Мэлс не двинулся с места. Рассматривал Егора, и круглое лицо его делалось все более мрачным. Егору стало не по себе.
– Я тебя не задерживаю? – спросил он и поднялся.
– Сиди, – тихо сказал Мэлс, и Егор сначала сел, а потом подумал с возмущением: почему я его слушаю?
– Помочь тебе хочу, – сказал Мэлс. – Конечно, это не мое дело… Но просто так на это смотреть я не в состоянии, ты уж извини.
Черт, подумал Егор. Он окончательно рехнулся, а я, как дурачок, приперся к нему кофейку попить…
– Да я-то не сумасшедший, – досадливо сказал Мэлс. – С тобой вот беда…
Егор встал:
– Прости, мне пора.
Мэлс встал тоже. Он стоял, загораживая выход из кухни – и оказалось, что он на полголовы выше Егора и раза в полтора тяжелее его.
– Мне пора, – повторил Егор нервно.
Мэлс стоял, загораживая дорогу. Егор шагнул вперед:
– Пропусти, пожалуйста, мне пора…
Мэлс взял его за плечи, надавил – и силой усадил на стул.

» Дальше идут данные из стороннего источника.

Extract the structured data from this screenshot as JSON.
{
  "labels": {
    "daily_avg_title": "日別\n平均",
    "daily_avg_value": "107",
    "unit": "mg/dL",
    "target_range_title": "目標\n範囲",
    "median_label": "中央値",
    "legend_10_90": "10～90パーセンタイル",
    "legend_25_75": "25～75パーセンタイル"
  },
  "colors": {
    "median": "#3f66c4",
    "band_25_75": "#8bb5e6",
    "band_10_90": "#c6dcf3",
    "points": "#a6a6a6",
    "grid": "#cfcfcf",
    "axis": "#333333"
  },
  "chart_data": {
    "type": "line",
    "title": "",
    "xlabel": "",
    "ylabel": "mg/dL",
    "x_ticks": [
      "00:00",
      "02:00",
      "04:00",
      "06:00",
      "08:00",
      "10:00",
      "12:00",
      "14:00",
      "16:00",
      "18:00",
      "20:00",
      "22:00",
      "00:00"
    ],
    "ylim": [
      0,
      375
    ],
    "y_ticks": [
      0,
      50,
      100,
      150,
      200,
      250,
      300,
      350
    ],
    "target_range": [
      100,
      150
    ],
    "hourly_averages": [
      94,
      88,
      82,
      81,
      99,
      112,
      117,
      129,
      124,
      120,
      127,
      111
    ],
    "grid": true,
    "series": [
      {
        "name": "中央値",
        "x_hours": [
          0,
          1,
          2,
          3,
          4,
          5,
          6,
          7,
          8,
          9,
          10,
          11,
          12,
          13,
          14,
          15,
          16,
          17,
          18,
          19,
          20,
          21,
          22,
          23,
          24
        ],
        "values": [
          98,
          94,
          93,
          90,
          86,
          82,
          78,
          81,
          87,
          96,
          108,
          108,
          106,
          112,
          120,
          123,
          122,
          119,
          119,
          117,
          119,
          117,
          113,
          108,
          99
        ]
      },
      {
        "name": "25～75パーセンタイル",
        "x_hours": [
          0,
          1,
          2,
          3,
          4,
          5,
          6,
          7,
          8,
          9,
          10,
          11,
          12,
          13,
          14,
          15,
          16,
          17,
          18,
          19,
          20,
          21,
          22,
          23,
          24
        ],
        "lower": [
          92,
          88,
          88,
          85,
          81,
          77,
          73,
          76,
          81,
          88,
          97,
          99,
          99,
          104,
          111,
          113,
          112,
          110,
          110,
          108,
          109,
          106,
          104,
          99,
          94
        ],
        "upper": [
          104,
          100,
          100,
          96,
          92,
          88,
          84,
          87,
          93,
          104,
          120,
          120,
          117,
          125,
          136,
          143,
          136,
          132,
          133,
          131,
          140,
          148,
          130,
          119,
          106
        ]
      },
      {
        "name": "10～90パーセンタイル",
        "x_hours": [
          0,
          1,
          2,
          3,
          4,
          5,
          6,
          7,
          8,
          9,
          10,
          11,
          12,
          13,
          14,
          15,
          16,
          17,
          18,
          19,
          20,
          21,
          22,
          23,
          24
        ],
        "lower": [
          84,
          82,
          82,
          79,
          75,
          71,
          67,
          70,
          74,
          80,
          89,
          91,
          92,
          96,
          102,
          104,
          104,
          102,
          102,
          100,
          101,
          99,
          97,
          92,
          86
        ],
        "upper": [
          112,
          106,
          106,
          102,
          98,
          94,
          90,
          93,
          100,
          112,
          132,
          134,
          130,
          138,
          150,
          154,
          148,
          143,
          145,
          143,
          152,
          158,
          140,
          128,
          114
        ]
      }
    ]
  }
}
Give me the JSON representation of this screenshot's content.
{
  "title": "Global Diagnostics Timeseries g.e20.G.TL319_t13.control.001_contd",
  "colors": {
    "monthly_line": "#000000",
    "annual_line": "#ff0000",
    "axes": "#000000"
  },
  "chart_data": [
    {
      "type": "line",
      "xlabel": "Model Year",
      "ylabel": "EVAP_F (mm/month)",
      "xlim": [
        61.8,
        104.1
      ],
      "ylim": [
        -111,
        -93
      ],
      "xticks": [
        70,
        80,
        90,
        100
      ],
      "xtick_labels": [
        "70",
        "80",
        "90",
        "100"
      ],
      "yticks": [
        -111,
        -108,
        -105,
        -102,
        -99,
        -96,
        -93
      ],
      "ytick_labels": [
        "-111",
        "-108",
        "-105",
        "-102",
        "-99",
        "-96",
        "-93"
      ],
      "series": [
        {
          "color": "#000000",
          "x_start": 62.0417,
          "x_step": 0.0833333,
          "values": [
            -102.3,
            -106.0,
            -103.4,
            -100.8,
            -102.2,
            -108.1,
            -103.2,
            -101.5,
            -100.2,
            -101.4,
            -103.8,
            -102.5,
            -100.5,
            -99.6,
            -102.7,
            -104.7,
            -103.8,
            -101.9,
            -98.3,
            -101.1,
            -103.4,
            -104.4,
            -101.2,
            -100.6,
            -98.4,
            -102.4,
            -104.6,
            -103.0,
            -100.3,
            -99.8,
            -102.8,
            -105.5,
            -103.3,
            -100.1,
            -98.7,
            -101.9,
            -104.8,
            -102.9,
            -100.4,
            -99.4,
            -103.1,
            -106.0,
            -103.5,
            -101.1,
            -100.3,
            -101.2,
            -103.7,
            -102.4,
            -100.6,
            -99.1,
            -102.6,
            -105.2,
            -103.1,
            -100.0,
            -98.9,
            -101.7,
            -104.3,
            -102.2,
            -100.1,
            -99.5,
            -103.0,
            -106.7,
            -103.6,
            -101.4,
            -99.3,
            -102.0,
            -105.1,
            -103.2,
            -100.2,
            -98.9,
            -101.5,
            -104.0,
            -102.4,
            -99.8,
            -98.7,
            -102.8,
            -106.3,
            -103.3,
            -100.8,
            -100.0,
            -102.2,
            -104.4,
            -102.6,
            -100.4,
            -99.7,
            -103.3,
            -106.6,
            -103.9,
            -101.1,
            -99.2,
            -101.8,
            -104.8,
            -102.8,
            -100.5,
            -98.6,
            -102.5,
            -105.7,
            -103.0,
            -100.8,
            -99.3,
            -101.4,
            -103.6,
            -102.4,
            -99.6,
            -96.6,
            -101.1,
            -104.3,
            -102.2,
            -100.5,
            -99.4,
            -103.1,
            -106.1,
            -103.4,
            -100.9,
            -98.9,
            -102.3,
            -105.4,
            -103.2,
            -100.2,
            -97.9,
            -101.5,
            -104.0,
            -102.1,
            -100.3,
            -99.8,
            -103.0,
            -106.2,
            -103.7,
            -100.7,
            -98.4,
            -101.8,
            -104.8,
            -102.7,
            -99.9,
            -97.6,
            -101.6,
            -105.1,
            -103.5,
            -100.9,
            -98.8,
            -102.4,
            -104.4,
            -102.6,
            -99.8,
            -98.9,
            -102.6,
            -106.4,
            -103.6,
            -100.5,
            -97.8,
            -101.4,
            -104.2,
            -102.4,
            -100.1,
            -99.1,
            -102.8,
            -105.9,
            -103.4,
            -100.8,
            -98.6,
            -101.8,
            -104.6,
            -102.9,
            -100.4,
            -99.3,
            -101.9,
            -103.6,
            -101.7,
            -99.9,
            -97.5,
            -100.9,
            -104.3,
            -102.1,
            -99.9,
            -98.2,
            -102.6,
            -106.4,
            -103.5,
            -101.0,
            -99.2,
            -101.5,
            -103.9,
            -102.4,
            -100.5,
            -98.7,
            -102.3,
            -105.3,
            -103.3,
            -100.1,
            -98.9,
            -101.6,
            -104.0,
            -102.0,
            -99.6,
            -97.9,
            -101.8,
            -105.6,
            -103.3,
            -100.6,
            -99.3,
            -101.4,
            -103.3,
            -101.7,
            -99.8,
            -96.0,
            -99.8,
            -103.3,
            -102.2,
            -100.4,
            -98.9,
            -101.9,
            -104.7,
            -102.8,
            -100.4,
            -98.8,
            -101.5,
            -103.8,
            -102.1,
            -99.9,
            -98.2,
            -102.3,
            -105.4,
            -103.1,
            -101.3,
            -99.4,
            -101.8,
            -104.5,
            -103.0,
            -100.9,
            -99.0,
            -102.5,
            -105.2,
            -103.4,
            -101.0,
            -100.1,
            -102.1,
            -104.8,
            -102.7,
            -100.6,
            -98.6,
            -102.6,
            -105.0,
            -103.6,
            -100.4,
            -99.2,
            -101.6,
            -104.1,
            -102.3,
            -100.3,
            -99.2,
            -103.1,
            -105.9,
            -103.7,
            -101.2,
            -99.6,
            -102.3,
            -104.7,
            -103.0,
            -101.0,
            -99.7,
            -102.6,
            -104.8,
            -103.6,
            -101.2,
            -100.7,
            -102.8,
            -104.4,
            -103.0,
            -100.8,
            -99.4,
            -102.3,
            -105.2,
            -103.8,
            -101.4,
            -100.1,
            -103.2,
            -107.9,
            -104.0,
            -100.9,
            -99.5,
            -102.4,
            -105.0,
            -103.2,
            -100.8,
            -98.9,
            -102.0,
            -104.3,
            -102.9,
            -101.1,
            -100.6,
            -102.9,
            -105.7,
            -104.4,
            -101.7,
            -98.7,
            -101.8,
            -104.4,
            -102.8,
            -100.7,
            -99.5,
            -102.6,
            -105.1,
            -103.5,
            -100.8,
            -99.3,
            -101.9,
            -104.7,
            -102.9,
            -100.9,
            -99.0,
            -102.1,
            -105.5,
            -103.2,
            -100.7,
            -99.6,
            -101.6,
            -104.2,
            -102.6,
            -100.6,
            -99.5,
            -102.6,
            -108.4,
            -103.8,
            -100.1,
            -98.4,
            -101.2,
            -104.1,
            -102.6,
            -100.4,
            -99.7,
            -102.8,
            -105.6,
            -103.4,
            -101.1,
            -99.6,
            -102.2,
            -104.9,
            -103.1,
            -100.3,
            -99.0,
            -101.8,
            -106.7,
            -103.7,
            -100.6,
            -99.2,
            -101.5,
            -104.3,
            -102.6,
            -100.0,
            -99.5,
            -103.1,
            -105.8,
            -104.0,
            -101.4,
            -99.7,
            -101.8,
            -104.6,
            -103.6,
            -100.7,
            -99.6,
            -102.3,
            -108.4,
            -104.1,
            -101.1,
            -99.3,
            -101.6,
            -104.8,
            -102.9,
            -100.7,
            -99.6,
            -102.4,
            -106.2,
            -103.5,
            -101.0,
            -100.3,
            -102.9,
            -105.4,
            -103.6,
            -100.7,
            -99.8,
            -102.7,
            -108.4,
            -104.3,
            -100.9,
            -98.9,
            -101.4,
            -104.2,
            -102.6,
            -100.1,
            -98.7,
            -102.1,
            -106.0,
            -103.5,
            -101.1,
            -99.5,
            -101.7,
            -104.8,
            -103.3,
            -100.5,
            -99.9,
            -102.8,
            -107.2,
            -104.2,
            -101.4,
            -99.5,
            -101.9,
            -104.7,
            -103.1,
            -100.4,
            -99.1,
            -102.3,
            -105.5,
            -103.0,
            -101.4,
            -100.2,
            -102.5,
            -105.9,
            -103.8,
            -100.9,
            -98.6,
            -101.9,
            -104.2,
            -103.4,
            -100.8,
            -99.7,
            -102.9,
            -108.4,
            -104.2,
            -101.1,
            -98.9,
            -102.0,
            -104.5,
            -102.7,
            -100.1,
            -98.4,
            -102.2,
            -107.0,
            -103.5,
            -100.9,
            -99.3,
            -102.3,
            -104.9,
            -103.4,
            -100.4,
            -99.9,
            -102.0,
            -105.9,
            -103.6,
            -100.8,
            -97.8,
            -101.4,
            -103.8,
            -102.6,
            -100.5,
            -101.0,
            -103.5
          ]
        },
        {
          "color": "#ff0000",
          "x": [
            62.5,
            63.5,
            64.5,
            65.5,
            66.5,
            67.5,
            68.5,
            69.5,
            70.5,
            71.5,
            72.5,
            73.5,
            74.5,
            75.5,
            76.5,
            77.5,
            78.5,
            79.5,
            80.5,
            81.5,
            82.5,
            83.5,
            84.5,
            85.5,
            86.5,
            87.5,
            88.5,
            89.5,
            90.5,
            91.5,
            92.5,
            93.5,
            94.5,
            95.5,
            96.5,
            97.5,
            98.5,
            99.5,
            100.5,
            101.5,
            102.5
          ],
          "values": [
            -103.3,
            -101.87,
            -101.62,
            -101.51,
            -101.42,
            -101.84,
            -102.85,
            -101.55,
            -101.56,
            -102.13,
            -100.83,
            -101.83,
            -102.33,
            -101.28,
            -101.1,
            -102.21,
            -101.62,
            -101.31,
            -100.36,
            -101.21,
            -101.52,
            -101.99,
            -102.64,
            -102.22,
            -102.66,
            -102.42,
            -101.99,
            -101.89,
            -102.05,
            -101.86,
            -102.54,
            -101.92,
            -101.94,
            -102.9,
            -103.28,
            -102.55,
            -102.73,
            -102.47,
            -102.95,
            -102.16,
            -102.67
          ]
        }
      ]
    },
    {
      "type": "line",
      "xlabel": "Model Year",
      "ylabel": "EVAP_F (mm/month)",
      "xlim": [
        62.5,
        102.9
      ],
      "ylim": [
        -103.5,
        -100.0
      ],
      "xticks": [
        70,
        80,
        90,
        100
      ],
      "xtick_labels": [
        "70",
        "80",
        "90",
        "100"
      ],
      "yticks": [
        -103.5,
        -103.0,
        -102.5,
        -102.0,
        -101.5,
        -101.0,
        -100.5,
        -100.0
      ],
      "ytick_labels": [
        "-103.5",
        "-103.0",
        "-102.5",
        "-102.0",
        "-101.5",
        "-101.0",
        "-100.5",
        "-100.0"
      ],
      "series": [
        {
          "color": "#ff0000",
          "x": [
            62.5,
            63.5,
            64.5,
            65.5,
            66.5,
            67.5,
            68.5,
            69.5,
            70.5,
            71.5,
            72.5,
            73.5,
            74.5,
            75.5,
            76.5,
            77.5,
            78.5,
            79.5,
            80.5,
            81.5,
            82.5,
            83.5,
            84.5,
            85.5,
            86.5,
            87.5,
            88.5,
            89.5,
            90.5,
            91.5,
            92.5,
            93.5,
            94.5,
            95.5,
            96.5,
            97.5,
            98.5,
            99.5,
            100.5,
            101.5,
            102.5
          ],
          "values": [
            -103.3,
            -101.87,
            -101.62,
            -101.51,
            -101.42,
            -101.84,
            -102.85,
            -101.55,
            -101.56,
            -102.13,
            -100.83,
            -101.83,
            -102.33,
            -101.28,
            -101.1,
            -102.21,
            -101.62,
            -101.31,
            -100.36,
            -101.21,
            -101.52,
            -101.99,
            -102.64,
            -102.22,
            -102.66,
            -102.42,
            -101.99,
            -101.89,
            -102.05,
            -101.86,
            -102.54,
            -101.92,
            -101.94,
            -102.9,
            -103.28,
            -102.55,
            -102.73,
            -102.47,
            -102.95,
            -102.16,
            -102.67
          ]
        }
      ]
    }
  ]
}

Егор пережил приступ страха – и сразу после этого приступ ярости. Рванулся, освобождаясь от Мэлсовых лап; бывший одноклассник навалился на него, как медведь на собаку, легко, как-то профессионально завернул ему руки за спину и широкой ладонью зажал рот.
Трещал, разрываясь по швам, Егоров пиджак. Больше не было слышно ни звука.
– Ты не бойся, – сказал Мэлс тихо. – Не бойся, пожалуйста, лично против тебя я ничего не имею.
Егор рванулся, и в какой-то момент ему даже показалось, что вот сейчас удастся освободиться.
Ничего подобного. Мэлс был странно, нечеловечески силен. Егор не мог даже ругаться, потому что во рту у него оказалась какая-то тряпка.
– Не дергайся, Заварка, чтобы я тебя не покалечил случайно… Мне не надо тебя калечить. Десять минут просто посиди спокойно. И ты поймешь, что я имею в виду.
Мэлс поднял его, скрученного, как колбаса, и усадил на стул. И примотал ремнем к железной спинке; Егор смотрел на своего мучителя – и не верил, что все, что происходит, случилось на самом деле, а не во сне.
Мэлс выдвинул ящик стола. Вытащил металлический предмет… Машинку для стрижки волос.
– Тихо, Егор. Тихо. Все будет хорошо.
Металлическая спинка стула впилась Егору в позвоночник. Мэлс крепко взял его за подбородок – и Егор содрогнулся от прикосновения машинки к виску.
Мэлс стриг. На нижней губе у него выступил пот. Один глаз смотрел на машинку, второй – в окно; Егор чувствовал себя, будто зритель кино-ужастика, в одночасье оказавшийся по другую сторону экрана. Прямо из удобного кресла – да в руки маньяка…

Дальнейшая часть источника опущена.